Reintroduction of the exemption rule in the Financial Statements Act
The Bill reintroduces the former exemption whereby companies in reporting classes C and D may be exempted from disclosing information concerning equity and result in certain subsidiaries and associated companies, provided that the subsidiary or the associated company:
(i) is under no obligation to present an annual report, and the parent company owns less than 50 % of the equity;
(ii) is included in the parent company's group accounts; or
(iii) is recognised in the parent company's annual report under the equity method.
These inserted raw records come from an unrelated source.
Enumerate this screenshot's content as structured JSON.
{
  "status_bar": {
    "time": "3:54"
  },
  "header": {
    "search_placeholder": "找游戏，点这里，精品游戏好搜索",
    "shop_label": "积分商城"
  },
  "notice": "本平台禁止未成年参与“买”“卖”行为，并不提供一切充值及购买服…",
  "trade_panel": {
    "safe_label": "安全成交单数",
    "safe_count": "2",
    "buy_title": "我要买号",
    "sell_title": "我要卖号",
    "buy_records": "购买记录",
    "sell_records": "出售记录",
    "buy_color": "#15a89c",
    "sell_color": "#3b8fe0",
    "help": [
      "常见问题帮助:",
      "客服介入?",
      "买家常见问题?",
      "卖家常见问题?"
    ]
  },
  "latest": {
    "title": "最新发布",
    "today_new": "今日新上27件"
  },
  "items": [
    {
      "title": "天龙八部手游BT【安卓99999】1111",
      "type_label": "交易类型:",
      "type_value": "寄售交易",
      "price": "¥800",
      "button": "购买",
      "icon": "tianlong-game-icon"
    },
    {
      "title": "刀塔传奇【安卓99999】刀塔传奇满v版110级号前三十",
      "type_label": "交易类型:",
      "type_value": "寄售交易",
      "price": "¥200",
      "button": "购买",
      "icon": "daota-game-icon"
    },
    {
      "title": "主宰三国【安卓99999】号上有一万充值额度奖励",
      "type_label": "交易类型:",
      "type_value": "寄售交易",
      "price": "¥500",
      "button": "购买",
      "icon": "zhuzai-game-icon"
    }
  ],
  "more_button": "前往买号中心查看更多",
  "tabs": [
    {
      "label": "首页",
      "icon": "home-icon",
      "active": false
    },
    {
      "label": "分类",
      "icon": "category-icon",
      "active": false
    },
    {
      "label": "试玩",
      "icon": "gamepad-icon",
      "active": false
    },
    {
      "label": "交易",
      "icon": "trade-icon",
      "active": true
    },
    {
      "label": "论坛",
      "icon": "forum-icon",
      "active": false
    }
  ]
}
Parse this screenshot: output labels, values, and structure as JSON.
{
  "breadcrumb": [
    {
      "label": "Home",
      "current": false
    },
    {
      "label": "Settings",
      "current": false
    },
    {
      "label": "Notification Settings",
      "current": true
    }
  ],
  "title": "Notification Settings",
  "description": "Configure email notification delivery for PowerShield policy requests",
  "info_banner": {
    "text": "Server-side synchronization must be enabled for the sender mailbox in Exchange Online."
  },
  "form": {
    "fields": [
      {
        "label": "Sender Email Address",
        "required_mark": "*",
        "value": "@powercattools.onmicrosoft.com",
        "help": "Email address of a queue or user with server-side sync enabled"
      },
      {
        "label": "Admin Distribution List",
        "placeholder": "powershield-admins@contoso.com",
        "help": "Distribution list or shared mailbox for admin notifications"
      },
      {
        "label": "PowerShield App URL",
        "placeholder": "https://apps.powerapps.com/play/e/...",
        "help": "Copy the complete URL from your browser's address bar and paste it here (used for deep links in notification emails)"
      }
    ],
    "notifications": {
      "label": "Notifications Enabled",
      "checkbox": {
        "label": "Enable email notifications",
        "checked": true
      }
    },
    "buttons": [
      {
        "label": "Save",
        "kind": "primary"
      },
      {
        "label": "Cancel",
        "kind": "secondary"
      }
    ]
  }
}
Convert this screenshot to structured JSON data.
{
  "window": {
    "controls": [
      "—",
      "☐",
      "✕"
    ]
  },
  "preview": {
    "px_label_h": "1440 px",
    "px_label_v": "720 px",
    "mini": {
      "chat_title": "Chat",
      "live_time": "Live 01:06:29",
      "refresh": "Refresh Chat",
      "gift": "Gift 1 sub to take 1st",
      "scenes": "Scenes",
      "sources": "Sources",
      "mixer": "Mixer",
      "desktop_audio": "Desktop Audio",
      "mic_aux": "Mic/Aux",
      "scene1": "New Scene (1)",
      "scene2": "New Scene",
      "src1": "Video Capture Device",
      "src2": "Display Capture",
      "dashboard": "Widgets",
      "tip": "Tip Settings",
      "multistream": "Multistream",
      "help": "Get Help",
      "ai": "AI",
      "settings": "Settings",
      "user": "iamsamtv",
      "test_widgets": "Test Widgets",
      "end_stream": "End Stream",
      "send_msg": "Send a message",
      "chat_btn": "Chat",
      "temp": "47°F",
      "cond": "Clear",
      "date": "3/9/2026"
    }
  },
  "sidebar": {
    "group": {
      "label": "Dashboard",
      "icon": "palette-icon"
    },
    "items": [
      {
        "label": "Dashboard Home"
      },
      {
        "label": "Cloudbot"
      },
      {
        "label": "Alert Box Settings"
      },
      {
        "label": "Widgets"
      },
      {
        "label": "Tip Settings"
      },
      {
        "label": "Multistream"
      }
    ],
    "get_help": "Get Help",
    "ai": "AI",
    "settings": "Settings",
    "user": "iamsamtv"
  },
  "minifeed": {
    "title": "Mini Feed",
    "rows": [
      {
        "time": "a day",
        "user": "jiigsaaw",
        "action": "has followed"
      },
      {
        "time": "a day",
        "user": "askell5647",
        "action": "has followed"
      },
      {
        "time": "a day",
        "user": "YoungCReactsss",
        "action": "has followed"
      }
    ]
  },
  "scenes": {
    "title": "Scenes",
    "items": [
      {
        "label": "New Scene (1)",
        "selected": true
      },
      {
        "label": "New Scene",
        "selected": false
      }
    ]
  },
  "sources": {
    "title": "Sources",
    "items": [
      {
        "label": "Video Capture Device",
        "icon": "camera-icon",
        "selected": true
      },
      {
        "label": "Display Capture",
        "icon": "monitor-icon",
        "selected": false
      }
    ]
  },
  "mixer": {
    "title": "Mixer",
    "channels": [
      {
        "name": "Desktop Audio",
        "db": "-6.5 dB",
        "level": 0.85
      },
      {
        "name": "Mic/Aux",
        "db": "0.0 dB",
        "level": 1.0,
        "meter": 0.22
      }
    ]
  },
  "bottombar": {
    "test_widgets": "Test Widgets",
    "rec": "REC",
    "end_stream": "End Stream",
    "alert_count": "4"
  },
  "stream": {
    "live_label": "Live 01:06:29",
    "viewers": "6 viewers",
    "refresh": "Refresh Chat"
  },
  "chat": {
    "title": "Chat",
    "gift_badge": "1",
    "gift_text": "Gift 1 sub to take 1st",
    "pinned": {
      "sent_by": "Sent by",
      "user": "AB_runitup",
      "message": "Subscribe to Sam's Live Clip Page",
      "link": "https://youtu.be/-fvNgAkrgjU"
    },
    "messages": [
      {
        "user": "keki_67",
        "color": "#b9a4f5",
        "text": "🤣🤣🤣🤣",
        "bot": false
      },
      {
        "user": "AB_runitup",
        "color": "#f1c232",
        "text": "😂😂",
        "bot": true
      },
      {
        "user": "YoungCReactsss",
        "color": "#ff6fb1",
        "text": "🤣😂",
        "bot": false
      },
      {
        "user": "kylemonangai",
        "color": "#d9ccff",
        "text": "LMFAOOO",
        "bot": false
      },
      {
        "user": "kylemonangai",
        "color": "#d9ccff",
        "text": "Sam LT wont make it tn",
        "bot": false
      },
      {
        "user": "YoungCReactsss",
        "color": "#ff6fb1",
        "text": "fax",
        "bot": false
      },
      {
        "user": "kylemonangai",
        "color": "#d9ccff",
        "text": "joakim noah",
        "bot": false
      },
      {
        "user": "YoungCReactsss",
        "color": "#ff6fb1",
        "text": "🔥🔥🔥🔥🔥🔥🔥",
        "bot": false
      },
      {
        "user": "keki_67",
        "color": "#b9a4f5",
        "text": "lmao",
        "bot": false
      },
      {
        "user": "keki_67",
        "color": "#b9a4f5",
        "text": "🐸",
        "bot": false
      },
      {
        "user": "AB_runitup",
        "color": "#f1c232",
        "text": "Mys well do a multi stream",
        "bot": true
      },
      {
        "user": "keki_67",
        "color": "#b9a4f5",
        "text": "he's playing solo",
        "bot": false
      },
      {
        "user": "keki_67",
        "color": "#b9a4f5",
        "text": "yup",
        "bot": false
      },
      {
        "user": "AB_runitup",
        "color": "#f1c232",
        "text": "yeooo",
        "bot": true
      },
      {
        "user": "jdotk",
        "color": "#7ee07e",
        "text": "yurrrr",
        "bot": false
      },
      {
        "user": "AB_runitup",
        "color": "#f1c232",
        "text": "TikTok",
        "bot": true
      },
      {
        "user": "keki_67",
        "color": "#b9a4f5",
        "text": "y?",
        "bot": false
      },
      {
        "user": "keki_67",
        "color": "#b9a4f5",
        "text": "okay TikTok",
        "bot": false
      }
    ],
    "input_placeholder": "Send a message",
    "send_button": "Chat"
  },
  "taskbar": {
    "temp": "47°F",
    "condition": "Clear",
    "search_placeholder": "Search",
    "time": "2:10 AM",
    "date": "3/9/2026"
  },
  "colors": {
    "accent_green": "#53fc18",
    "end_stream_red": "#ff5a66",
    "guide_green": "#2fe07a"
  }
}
If the Bill is adopted in its current form, the provisions will enter into force on 1 January 2017. Therefore, it is not possible to grant shareholder loans under the new rules until after this date. However, there is a possibility that illegal shareholder loans granted before 1 January 2017 can be rendered compliant if the company at the first general meeting held after 31 December 2016 at the latest elect to maintain the shareholder loan and ensures that the conditions are met. Furthermore, the Danish Business Authority may in certain cases request that companies immediately and within a reasonable period of time render complaint capital loans granted before 1 January 2017.